The trouble perhaps is the lack of seriousness on the part of those in the circle. Policy statements from government or the President’s speeches are commented on by members of the civil society who only got to know of the issue through press reports; a UDF publicist who neither listened nor read the statement; an MCP spokesperson with totally no idea of the policies background.
All these interviewed and then reported by a journalist who does not understand the policy or statement in the first place. Then there is the political scientist who jumps at every opportunity for publicity ignoring the importance of research and all this gets to the ignorant man in love with political gossip. In the end, we are all losers.
The most painful thing is that MPs are doing all this at the expense of the taxpayer whom if given a choice would have spent that money wisely, perhaps in educating their children or maintaining the health of their parents in the village.

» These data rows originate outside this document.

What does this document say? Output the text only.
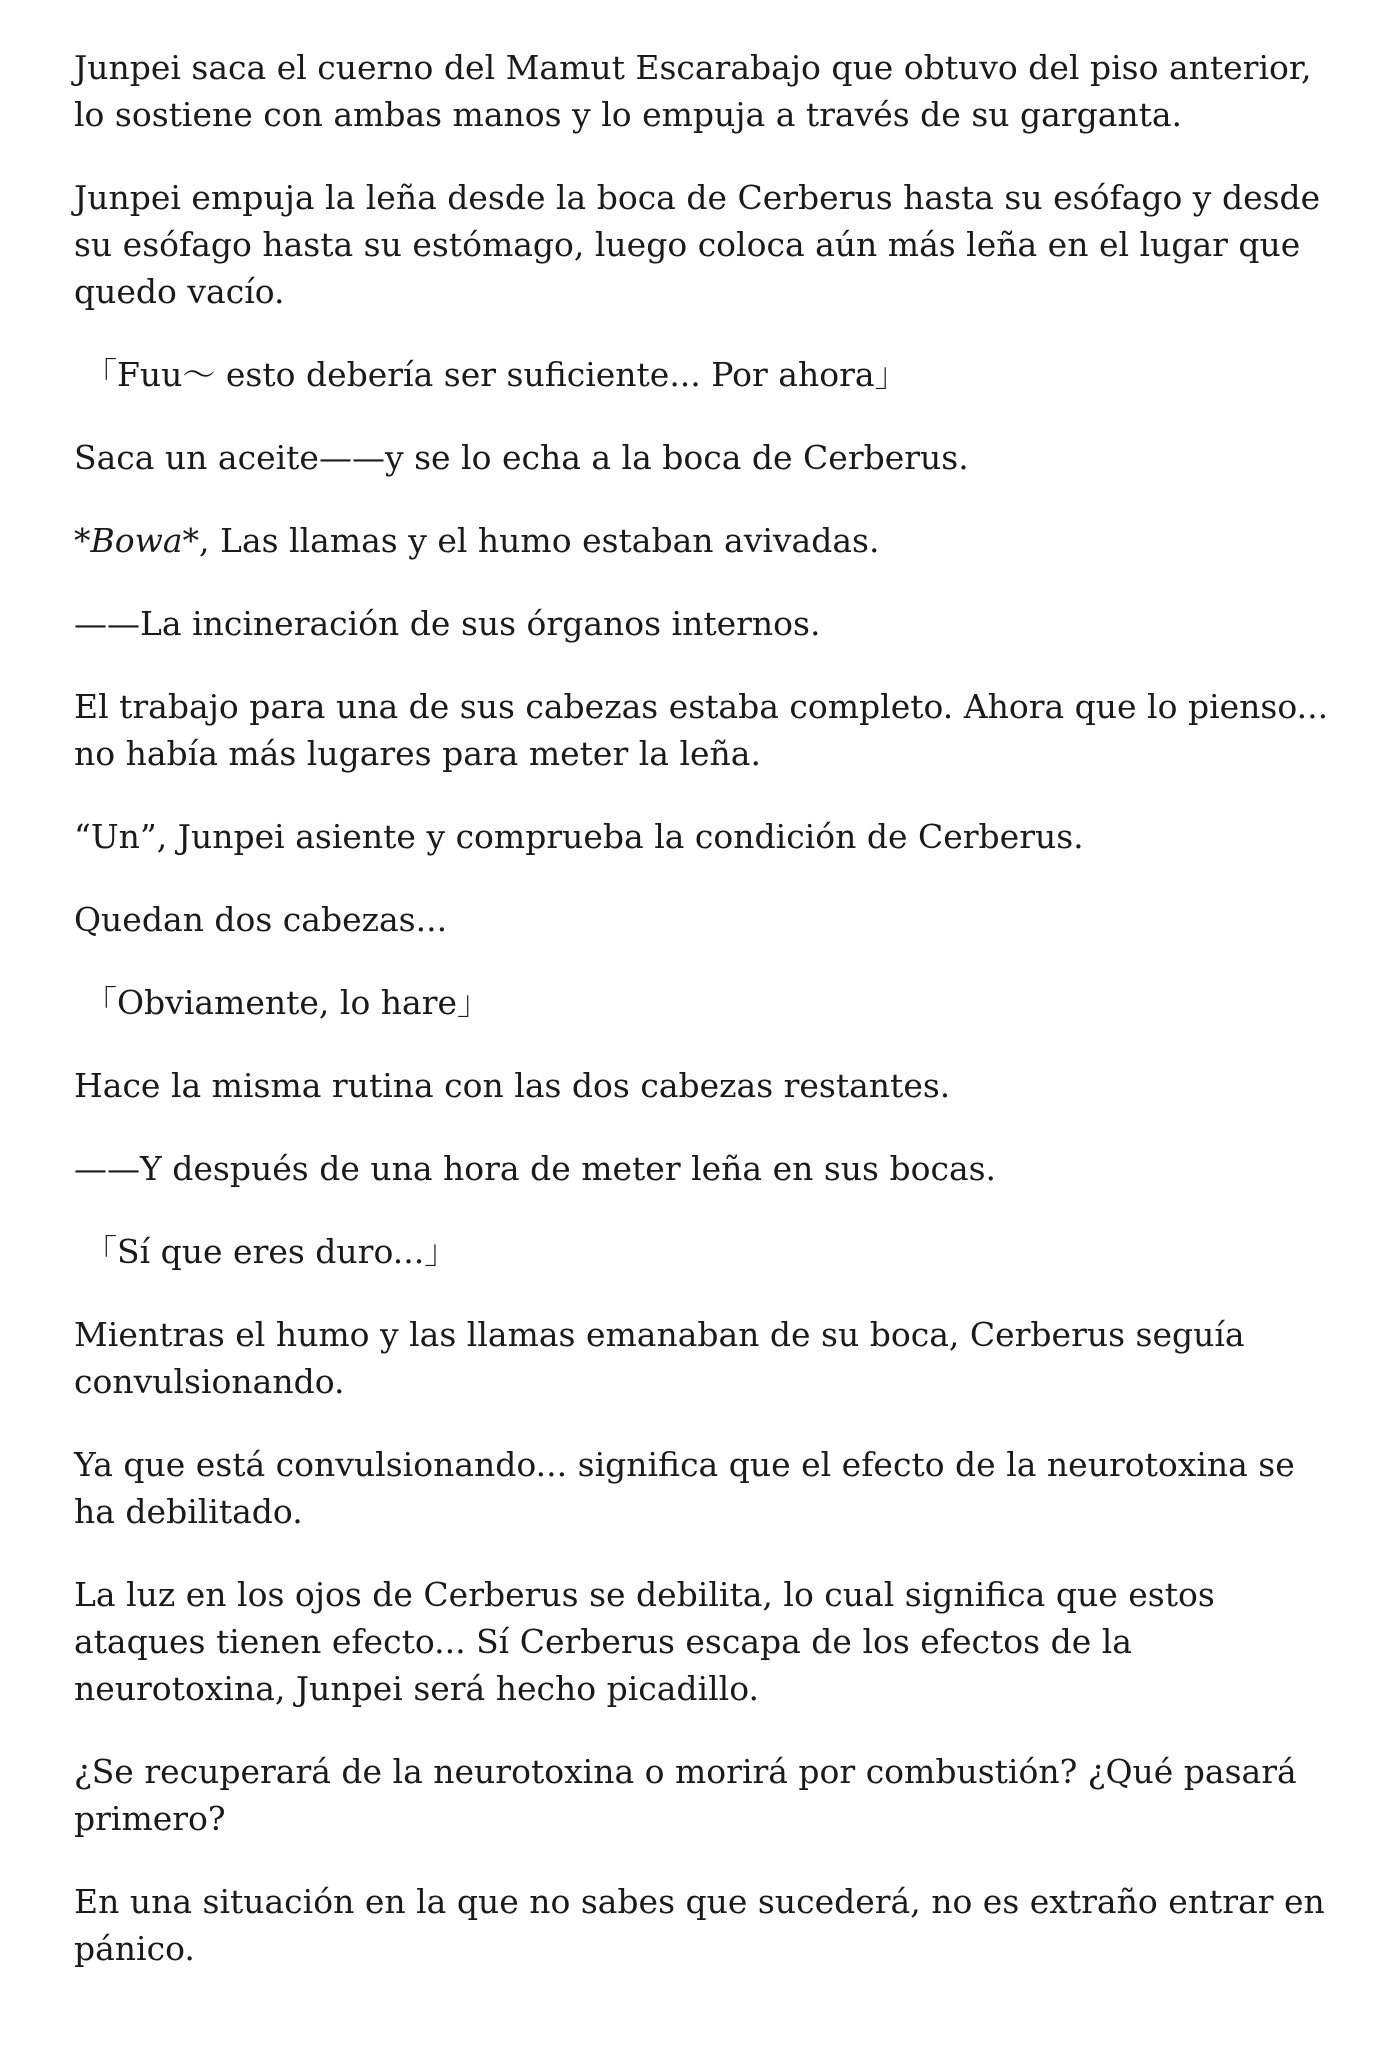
Junpei saca el cuerno del Mamut Escarabajo que obtuvo del piso anterior, lo sostiene con ambas manos y lo empuja a través de su garganta.

Junpei empuja la leña desde la boca de Cerberus hasta su esófago y desde su esófago hasta su estómago, luego coloca aún más leña en el lugar que quedo vacío.

「Fuu〜 esto debería ser suficiente... Por ahora」

Saca un aceite——y se lo echa a la boca de Cerberus.

*Bowa*, Las llamas y el humo estaban avivadas.

——La incineración de sus órganos internos.

El trabajo para una de sus cabezas estaba completo. Ahora que lo pienso... no había más lugares para meter la leña.

“Un”, Junpei asiente y comprueba la condición de Cerberus.

Quedan dos cabezas...

「Obviamente, lo hare」

Hace la misma rutina con las dos cabezas restantes.

——Y después de una hora de meter leña en sus bocas.

「Sí que eres duro...」

Mientras el humo y las llamas emanaban de su boca, Cerberus seguía convulsionando.

Ya que está convulsionando... significa que el efecto de la neurotoxina se ha debilitado.

La luz en los ojos de Cerberus se debilita, lo cual significa que estos ataques tienen efecto... Sí Cerberus escapa de los efectos de la neurotoxina, Junpei será hecho picadillo.

¿Se recuperará de la neurotoxina o morirá por combustión? ¿Qué pasará primero?

En una situación en la que no sabes que sucederá, no es extraño entrar en pánico.
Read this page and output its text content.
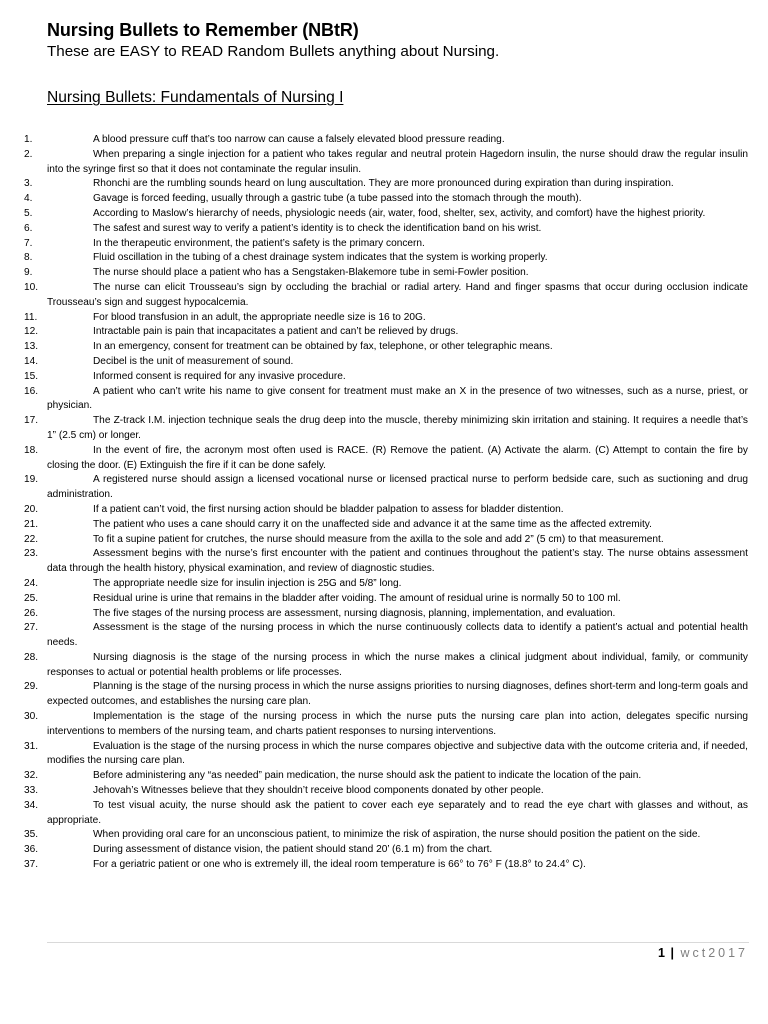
Nursing Bullets to Remember (NBtR)
These are EASY to READ Random Bullets anything about Nursing.
Nursing Bullets: Fundamentals of Nursing I
1.	A blood pressure cuff that’s too narrow can cause a falsely elevated blood pressure reading.
2.	When preparing a single injection for a patient who takes regular and neutral protein Hagedorn insulin, the nurse should draw the regular insulin into the syringe first so that it does not contaminate the regular insulin.
3.	Rhonchi are the rumbling sounds heard on lung auscultation. They are more pronounced during expiration than during inspiration.
4.	Gavage is forced feeding, usually through a gastric tube (a tube passed into the stomach through the mouth).
5.	According to Maslow’s hierarchy of needs, physiologic needs (air, water, food, shelter, sex, activity, and comfort) have the highest priority.
6.	The safest and surest way to verify a patient’s identity is to check the identification band on his wrist.
7.	In the therapeutic environment, the patient’s safety is the primary concern.
8.	Fluid oscillation in the tubing of a chest drainage system indicates that the system is working properly.
9.	The nurse should place a patient who has a Sengstaken-Blakemore tube in semi-Fowler position.
10.	The nurse can elicit Trousseau’s sign by occluding the brachial or radial artery. Hand and finger spasms that occur during occlusion indicate Trousseau’s sign and suggest hypocalcemia.
11.	For blood transfusion in an adult, the appropriate needle size is 16 to 20G.
12.	Intractable pain is pain that incapacitates a patient and can’t be relieved by drugs.
13.	In an emergency, consent for treatment can be obtained by fax, telephone, or other telegraphic means.
14.	Decibel is the unit of measurement of sound.
15.	Informed consent is required for any invasive procedure.
16.	A patient who can’t write his name to give consent for treatment must make an X in the presence of two witnesses, such as a nurse, priest, or physician.
17.	The Z-track I.M. injection technique seals the drug deep into the muscle, thereby minimizing skin irritation and staining. It requires a needle that’s 1” (2.5 cm) or longer.
18.	In the event of fire, the acronym most often used is RACE. (R) Remove the patient. (A) Activate the alarm. (C) Attempt to contain the fire by closing the door. (E) Extinguish the fire if it can be done safely.
19.	A registered nurse should assign a licensed vocational nurse or licensed practical nurse to perform bedside care, such as suctioning and drug administration.
20.	If a patient can’t void, the first nursing action should be bladder palpation to assess for bladder distention.
21.	The patient who uses a cane should carry it on the unaffected side and advance it at the same time as the affected extremity.
22.	To fit a supine patient for crutches, the nurse should measure from the axilla to the sole and add 2” (5 cm) to that measurement.
23.	Assessment begins with the nurse’s first encounter with the patient and continues throughout the patient’s stay. The nurse obtains assessment data through the health history, physical examination, and review of diagnostic studies.
24.	The appropriate needle size for insulin injection is 25G and 5/8” long.
25.	Residual urine is urine that remains in the bladder after voiding. The amount of residual urine is normally 50 to 100 ml.
26.	The five stages of the nursing process are assessment, nursing diagnosis, planning, implementation, and evaluation.
27.	Assessment is the stage of the nursing process in which the nurse continuously collects data to identify a patient’s actual and potential health needs.
28.	Nursing diagnosis is the stage of the nursing process in which the nurse makes a clinical judgment about individual, family, or community responses to actual or potential health problems or life processes.
29.	Planning is the stage of the nursing process in which the nurse assigns priorities to nursing diagnoses, defines short-term and long-term goals and expected outcomes, and establishes the nursing care plan.
30.	Implementation is the stage of the nursing process in which the nurse puts the nursing care plan into action, delegates specific nursing interventions to members of the nursing team, and charts patient responses to nursing interventions.
31.	Evaluation is the stage of the nursing process in which the nurse compares objective and subjective data with the outcome criteria and, if needed, modifies the nursing care plan.
32.	Before administering any “as needed” pain medication, the nurse should ask the patient to indicate the location of the pain.
33.	Jehovah’s Witnesses believe that they shouldn’t receive blood components donated by other people.
34.	To test visual acuity, the nurse should ask the patient to cover each eye separately and to read the eye chart with glasses and without, as appropriate.
35.	When providing oral care for an unconscious patient, to minimize the risk of aspiration, the nurse should position the patient on the side.
36.	During assessment of distance vision, the patient should stand 20’ (6.1 m) from the chart.
37.	For a geriatric patient or one who is extremely ill, the ideal room temperature is 66° to 76° F (18.8° to 24.4° C).
1 | wct2017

A parliament that fights 50 percent of its life and is half-empty in the remaining 50 percent is definitely not what Malawi needs at this point.
It is for this reason that many people—the hard working people who walk to Capital Hill every morning; those who spend the sunny days running for passing vehicles at Tsangano; those who cross rivers by jumping from one stone to the other; the people who work in their fields daily; the boys and girls who unfortunately go to school on an empty stomach everyday not forgetting the students who fail to do their best because they lack enough resources; the majority of these support President Bingu wa Mutharika and his government over the denial to raise salaries of MPs.
I loathe blaming education qualifications of MPs for I know many people with less or no education at all have achieved great political status the world over.
But if one votes against the budget allocation of funds to the Ministry of Information because they fear that public broadcasters—whom every now and again broadcast against them—will benefit from the funds, I fail to find any reasonable ground than lack of intellectual force behind their reasoning abilities.
What the MPs need to know is that, when the people’s turn to vote comes they will know who stood by them. Thirteen million people cannot be deprived a chance to a better life just because a few selfish individuals wish to live better themselves.